Porque en el momento de salida de la talla de la Basílica, el caos es absoluto. Pero todo parece estar extrañamente bajo control. Para el ojo no avezado (explíquenselo ustedes a un holandés o a un estadounidense), podría parecer que estamos en medio de una avalancha y que los Eixidors luchan por cada brizna de oxígeno. Nada más lejos de la realidad. En sus empujones, sus golpes y sus gritos rudos no hay más que conocimiento técnico de cómo efectuar el traslado: el anda no se detiene en ningún momento para evitar que la gente se agolpe. El movimiento continuo mantiene también en movimiento a la marea de personas que pugna por llegar a la Mare de Déu. Y eso que no es un paseo fácil. Hay que rodear la fuente del Turia, esquivar el escenario, pasar por la Casa Vestuario y enfilar la estrechísima calle del Micalet, donde se amontonan miles de personas. Este domingo, además, nada más salir de la Basílica, el expresidente de la falla Na Jordana se puso a declamar una poesía a la Virgen. Terminó con el ya archifamoso «Visca la Mare de Déu» coreado por cientos de gargantas, pero junto al escenario, un hombre decía, de forma elocuente: «Hombre, Pere, ahora...».

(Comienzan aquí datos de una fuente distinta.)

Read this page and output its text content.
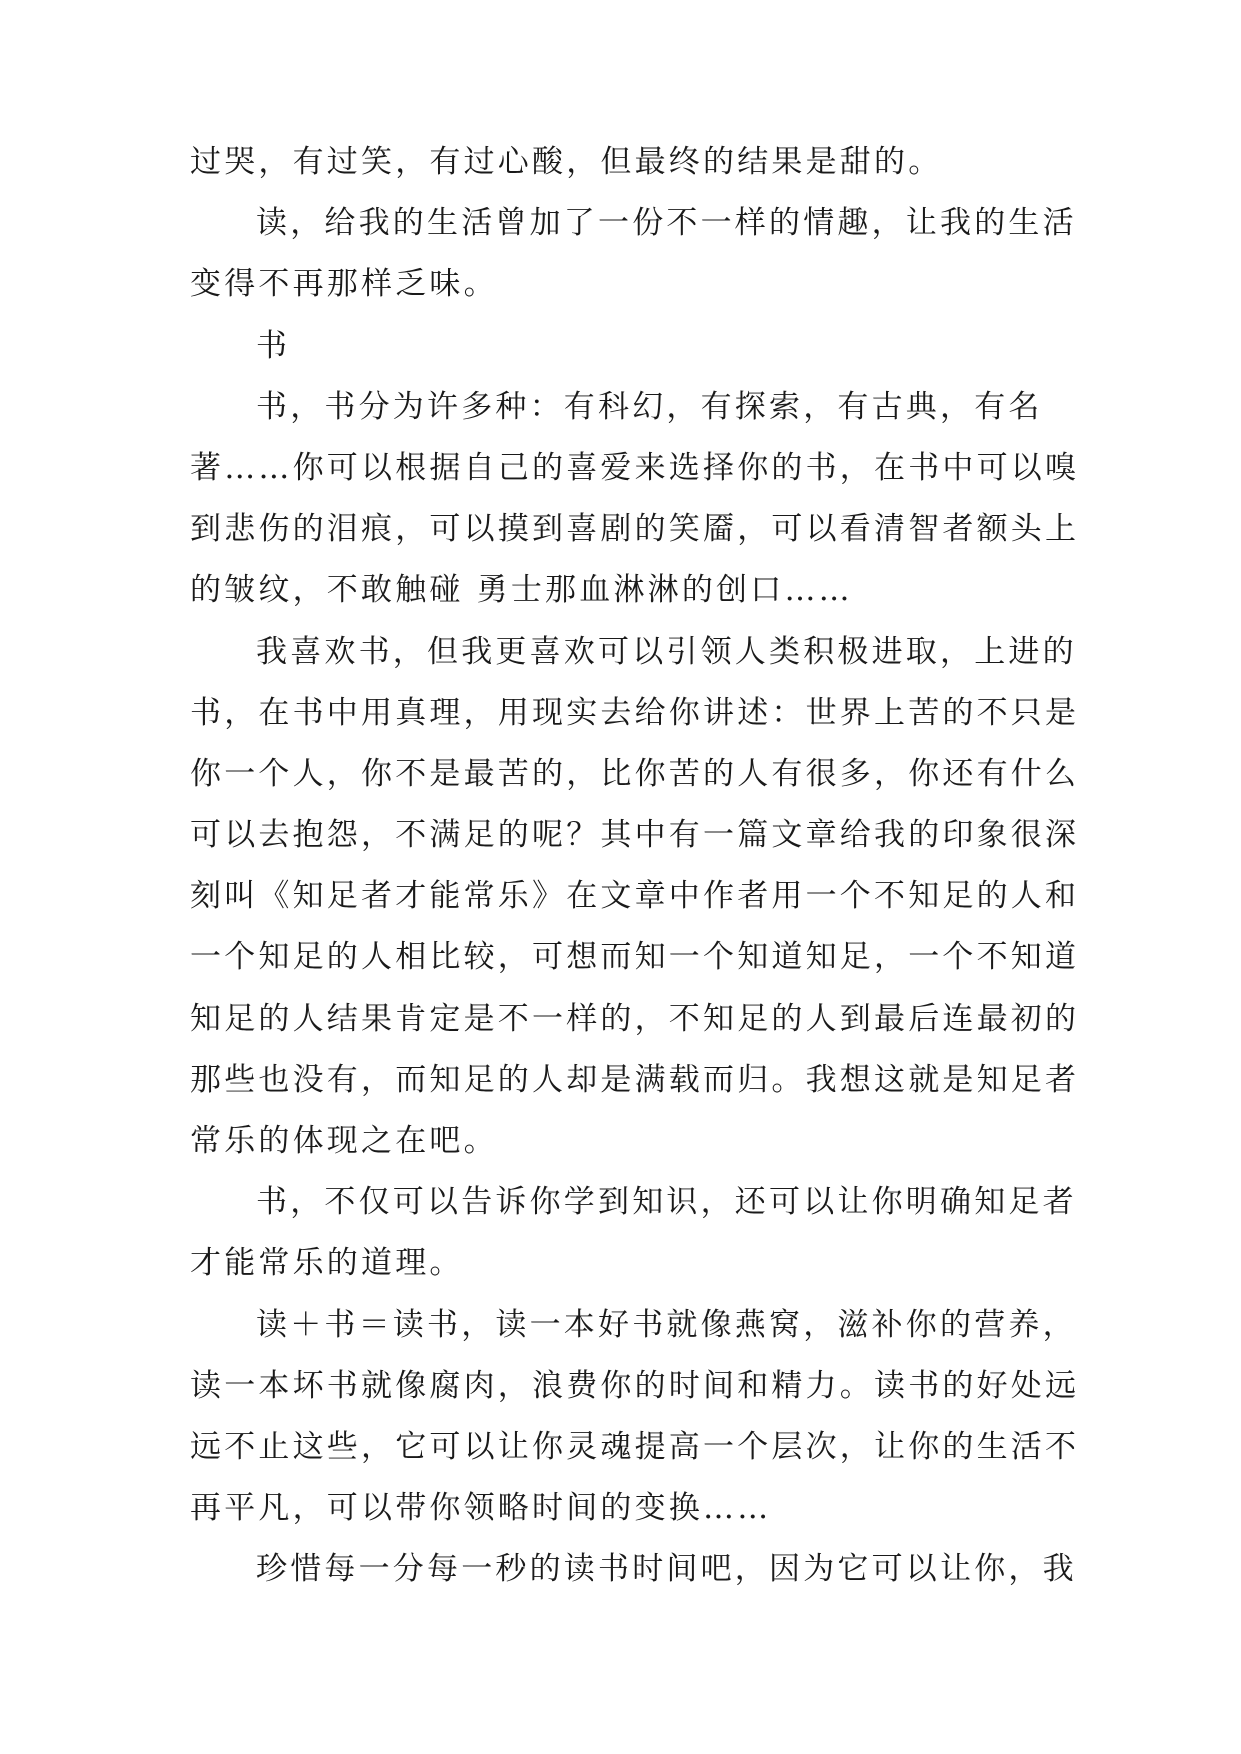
过哭，有过笑，有过心酸，但最终的结果是甜的。
读，给我的生活曾加了一份不一样的情趣，让我的生活
变得不再那样乏味。
书
书，书分为许多种：有科幻，有探索，有古典，有名
著……你可以根据自己的喜爱来选择你的书，在书中可以嗅
到悲伤的泪痕，可以摸到喜剧的笑靥，可以看清智者额头上
的皱纹，不敢触碰 勇士那血淋淋的创口……
我喜欢书，但我更喜欢可以引领人类积极进取，上进的
书，在书中用真理，用现实去给你讲述：世界上苦的不只是
你一个人，你不是最苦的，比你苦的人有很多，你还有什么
可以去抱怨，不满足的呢？其中有一篇文章给我的印象很深
刻叫《知足者才能常乐》在文章中作者用一个不知足的人和
一个知足的人相比较，可想而知一个知道知足，一个不知道
知足的人结果肯定是不一样的，不知足的人到最后连最初的
那些也没有，而知足的人却是满载而归。我想这就是知足者
常乐的体现之在吧。
书，不仅可以告诉你学到知识，还可以让你明确知足者
才能常乐的道理。
读＋书＝读书，读一本好书就像燕窝，滋补你的营养，
读一本坏书就像腐肉，浪费你的时间和精力。读书的好处远
远不止这些，它可以让你灵魂提高一个层次，让你的生活不
再平凡，可以带你领略时间的变换……
珍惜每一分每一秒的读书时间吧，因为它可以让你，我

Vistos desde arriba, los empujones no parecen otra cosa que abrazos. Desde las alturas, la plaza es un pueblo que abraza a su patrona, que vuelve, como cada año, llueve o truene, a verla. Lo hizo en 2024, cuando el recuerdo de Campanar aún estaba fresco. Lo ha hecho en 2025, cuando el dolor de aquella tarde terrible no se ha borrado y todos tenemos en el recuerdo las tristísimas escenas de aquellos días nublados. Porque ella es la única certeza, la única constante, del pueblo valenciano. Y, seamos honestos, es un pueblo que de un tiempo a esta parte está más que harto de hacerse preguntas que se quedan sin respuesta.